Forse sarebbe il caso di abbandonare questa immagine illusoria di luci in fondo al tunnel oppure all'orizzonte et similia. L'articolo di Pelanda dice con chiarezza e obiettività che se.... e se.... per diversi anni saremo in recessione. Quanti saranno questi anni e quanto profonda sarà la recessione nessuno è in grado di prevederlo, tantomeno i cosidetti esperti. Troppi fattori locali e globali sono in gioco tra cui instabilità sociale, disordini e guerre già in corso e dagli esiti unpredictable (un po' di inglese fa fino). Basta solo pensare alla incidenza che può avere l'uragano Sandy sulle elezioni politiche americane. Chiedere lumi sulla evoluzione degli eventi è una ingenuità e dare indicazioni è una grave imprudenza, sopratutto da parte di persone "credibili" come il nostro presidente del consiglio. Preghiere, corni rossi e altre magìe sono l'unico serio suggerimento che a mio avviso si può dare in questi frangenti.

 
29/10/2012 - modello di sviluppo italiano ed inglese (antonio petrina)

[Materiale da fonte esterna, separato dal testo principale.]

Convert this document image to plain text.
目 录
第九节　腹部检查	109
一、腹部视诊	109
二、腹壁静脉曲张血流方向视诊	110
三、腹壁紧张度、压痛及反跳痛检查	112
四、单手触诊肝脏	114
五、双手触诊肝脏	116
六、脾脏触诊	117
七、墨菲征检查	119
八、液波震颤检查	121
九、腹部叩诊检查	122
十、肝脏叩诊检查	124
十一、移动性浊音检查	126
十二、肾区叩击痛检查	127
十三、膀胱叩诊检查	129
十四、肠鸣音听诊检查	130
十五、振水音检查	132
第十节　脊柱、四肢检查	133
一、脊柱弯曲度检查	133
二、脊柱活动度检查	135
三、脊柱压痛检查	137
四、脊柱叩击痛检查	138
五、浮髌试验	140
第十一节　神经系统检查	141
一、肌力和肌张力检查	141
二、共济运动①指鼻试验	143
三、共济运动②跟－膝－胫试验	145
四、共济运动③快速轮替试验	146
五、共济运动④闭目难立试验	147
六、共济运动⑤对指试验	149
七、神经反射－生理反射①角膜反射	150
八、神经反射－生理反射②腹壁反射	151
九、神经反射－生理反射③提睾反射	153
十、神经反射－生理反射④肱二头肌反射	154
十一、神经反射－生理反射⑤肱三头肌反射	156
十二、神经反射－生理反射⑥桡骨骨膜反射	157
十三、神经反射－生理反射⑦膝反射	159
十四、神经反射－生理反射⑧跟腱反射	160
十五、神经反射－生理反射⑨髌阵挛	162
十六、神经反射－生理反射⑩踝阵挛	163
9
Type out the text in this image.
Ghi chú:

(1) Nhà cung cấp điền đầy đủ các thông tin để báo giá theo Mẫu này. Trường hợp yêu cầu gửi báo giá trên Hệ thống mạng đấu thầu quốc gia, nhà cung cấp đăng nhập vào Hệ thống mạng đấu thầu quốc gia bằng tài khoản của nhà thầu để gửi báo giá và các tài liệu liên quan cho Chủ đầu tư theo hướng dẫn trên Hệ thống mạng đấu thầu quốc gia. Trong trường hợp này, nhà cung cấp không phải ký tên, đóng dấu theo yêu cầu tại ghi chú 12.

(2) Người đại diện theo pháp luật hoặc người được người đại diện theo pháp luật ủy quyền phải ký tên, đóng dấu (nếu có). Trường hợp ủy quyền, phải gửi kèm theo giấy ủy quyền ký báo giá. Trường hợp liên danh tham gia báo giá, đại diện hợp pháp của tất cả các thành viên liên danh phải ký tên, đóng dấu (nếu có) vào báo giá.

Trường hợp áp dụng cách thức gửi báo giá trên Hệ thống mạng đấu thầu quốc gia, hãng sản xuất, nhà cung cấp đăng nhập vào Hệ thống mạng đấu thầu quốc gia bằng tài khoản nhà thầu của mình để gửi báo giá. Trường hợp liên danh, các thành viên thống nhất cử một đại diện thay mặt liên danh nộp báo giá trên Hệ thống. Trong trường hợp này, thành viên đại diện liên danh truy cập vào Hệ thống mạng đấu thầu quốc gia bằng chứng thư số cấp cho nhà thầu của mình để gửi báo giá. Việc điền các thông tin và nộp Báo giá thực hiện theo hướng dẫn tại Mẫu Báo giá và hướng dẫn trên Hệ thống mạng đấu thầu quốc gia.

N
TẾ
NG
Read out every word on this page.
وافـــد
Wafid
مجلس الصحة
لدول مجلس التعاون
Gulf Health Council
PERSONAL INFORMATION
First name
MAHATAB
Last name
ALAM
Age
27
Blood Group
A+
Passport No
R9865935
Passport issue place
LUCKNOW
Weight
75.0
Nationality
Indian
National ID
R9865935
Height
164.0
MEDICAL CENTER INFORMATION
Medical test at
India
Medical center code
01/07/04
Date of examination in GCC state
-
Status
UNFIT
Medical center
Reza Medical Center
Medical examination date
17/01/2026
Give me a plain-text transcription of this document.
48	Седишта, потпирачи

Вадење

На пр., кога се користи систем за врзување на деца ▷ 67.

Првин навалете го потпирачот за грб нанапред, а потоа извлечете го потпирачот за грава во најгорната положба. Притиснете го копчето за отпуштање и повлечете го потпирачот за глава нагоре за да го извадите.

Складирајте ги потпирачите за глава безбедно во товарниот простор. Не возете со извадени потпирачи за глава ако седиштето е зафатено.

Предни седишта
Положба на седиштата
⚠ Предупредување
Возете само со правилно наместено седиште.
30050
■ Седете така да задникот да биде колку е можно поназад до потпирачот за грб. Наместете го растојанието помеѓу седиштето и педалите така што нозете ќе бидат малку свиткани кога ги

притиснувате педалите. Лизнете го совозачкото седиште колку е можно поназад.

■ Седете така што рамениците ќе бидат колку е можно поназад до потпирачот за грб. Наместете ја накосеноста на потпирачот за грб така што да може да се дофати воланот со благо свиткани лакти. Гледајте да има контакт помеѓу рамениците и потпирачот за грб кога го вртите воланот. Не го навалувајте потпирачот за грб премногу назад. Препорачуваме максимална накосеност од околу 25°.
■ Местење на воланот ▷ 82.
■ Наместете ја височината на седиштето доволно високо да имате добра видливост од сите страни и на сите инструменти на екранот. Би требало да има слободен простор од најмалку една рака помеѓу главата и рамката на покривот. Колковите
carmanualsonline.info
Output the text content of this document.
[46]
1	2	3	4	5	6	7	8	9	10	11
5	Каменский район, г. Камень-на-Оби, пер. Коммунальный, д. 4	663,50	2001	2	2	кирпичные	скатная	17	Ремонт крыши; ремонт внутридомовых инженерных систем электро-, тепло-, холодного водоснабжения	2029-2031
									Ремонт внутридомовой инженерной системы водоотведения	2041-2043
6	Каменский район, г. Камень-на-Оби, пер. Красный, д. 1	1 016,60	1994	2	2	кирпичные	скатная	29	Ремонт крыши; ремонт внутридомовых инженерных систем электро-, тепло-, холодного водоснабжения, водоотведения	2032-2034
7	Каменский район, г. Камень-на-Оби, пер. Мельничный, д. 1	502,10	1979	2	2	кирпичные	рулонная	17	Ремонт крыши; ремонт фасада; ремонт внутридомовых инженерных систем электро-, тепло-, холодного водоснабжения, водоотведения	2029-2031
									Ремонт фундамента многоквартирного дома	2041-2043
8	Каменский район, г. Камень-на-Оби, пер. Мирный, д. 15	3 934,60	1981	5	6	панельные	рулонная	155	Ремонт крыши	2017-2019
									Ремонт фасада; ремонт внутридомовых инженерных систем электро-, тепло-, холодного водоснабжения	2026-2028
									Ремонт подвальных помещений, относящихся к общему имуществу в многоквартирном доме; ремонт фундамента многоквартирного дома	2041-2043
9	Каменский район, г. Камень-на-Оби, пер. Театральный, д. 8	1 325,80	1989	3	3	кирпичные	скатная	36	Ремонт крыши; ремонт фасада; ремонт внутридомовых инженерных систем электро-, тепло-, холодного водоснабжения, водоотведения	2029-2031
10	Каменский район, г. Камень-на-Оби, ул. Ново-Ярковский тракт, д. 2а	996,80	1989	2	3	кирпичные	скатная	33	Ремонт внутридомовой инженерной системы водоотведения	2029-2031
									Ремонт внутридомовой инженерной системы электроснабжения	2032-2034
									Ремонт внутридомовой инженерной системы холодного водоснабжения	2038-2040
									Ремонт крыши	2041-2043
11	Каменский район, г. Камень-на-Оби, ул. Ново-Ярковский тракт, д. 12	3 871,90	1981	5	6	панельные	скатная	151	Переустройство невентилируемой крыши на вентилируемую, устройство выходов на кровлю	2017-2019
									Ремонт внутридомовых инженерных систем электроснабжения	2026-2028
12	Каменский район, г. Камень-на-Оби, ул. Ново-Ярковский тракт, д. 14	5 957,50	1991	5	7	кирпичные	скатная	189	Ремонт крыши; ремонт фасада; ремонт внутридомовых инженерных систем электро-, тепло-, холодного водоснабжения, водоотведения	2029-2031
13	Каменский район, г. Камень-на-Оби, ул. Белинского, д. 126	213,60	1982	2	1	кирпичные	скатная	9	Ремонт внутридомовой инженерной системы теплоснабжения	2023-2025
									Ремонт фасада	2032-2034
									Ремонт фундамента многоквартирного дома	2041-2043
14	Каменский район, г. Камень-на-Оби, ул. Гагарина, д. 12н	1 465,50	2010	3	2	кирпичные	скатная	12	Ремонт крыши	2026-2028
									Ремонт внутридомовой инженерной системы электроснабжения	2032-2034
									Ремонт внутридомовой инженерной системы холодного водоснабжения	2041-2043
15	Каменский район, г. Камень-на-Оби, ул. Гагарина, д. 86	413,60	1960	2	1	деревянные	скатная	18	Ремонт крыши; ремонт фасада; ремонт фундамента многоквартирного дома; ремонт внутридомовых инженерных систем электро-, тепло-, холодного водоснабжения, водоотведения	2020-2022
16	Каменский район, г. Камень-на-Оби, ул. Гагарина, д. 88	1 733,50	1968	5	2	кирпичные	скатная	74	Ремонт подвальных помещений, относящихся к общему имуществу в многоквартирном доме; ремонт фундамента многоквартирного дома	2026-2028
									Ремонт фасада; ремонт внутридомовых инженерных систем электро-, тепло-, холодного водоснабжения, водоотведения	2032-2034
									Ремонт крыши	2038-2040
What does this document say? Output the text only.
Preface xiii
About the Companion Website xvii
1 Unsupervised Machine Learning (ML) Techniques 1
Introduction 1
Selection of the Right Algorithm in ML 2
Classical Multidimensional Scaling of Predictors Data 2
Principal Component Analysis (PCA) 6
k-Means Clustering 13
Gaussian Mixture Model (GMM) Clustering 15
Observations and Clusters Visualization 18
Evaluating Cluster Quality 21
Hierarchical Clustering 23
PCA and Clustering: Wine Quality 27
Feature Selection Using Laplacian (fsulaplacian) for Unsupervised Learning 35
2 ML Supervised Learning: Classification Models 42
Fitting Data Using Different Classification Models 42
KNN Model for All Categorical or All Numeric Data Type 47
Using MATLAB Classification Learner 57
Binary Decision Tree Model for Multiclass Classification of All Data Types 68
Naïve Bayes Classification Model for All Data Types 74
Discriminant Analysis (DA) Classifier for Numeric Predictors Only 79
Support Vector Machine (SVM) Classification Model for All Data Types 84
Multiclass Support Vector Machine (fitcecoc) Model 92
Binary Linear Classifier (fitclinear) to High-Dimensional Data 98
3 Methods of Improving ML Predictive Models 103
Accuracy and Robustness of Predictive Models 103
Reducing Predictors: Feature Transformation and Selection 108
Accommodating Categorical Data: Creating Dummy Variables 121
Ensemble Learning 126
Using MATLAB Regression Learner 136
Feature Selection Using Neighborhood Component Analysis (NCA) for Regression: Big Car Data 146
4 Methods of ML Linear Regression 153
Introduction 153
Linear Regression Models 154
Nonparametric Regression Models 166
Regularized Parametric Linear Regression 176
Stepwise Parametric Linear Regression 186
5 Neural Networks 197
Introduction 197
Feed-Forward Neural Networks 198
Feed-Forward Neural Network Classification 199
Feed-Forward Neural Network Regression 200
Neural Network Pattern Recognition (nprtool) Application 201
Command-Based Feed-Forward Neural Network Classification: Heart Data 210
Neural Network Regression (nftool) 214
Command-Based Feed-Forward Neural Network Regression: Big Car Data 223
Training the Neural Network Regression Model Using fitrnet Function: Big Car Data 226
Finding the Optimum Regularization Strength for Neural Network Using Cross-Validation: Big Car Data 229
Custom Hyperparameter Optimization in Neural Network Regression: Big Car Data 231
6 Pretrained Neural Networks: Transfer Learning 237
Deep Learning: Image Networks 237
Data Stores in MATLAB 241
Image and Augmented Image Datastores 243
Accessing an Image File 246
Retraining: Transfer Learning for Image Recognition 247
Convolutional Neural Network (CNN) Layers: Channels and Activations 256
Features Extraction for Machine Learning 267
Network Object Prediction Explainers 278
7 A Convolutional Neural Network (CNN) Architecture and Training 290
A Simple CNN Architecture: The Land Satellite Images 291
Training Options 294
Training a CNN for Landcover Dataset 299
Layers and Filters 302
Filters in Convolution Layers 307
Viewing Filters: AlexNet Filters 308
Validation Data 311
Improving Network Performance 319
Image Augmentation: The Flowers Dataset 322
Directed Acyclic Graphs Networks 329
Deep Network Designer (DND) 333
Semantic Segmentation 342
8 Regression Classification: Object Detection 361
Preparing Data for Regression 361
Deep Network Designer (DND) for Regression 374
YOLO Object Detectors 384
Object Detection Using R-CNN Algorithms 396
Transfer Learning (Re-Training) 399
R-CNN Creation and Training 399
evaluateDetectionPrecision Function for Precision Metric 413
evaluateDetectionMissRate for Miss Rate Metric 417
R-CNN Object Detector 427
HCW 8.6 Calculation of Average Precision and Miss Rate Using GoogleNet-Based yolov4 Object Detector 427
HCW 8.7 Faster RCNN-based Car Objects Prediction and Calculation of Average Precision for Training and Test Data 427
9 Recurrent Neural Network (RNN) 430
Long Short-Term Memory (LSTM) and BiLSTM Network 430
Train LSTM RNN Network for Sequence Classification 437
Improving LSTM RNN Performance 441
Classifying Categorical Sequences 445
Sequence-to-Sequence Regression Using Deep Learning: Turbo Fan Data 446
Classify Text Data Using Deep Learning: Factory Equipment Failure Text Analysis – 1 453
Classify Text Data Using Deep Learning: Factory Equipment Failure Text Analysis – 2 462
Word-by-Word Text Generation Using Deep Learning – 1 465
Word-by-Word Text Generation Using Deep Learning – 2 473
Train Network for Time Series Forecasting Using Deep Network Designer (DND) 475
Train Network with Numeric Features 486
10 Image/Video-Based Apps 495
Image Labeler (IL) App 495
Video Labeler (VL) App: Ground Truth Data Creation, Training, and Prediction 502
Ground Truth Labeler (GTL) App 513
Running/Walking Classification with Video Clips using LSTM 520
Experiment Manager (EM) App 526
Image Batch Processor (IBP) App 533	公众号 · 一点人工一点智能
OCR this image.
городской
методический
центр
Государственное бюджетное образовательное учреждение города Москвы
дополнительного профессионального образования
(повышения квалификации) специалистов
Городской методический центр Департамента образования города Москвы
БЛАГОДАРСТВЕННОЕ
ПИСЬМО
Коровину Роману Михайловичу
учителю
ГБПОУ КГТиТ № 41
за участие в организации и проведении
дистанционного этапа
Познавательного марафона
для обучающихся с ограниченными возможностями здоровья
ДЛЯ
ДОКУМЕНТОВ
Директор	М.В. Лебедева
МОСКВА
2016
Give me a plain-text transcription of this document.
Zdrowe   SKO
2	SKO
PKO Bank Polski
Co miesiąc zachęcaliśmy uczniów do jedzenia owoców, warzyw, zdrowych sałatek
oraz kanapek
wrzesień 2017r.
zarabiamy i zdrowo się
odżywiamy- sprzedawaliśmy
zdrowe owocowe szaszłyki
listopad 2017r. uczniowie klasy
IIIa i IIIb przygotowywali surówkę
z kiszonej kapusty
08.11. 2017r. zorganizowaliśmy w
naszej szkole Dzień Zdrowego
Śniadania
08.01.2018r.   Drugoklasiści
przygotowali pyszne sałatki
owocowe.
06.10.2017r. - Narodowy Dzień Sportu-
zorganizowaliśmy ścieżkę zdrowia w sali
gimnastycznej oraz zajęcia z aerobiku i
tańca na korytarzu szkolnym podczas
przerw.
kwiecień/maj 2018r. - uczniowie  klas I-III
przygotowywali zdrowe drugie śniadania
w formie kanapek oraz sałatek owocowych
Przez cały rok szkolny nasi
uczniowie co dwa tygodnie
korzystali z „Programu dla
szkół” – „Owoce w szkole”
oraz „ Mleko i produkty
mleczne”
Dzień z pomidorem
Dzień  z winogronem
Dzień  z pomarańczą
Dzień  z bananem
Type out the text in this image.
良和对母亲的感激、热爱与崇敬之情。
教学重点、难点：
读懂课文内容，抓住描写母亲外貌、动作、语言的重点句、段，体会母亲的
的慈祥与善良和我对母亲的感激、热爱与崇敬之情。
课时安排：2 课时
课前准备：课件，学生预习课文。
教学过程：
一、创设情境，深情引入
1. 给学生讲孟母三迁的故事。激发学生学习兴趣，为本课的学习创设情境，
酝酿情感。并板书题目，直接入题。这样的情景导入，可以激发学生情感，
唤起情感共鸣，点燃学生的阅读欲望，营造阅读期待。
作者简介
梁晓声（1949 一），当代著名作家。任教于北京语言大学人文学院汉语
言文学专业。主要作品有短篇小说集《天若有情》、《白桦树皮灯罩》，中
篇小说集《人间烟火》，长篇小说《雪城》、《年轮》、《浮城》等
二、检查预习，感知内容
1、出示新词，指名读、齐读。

Egr. prof., plaudiamo alle analisi comparate e vorremo capire se la tesi di entrambe le ricerche sia la seguente: se l'Italia ha fondamentali che in UK mancano ( basso indebitamento privato, avanzo primario,ecc.), allora la contrazione del Pil potrà essere superata con un sistema finanziario stabile che in buona sostanza vuol dire crescita sostenibile che il governo, presente e futuro, come quello inglese, incentiverà con meno tasse e meno spese improduttive, permettendo così al motore dello sviluppo di farlo ripartire, al riparo del muro antispread della Bce?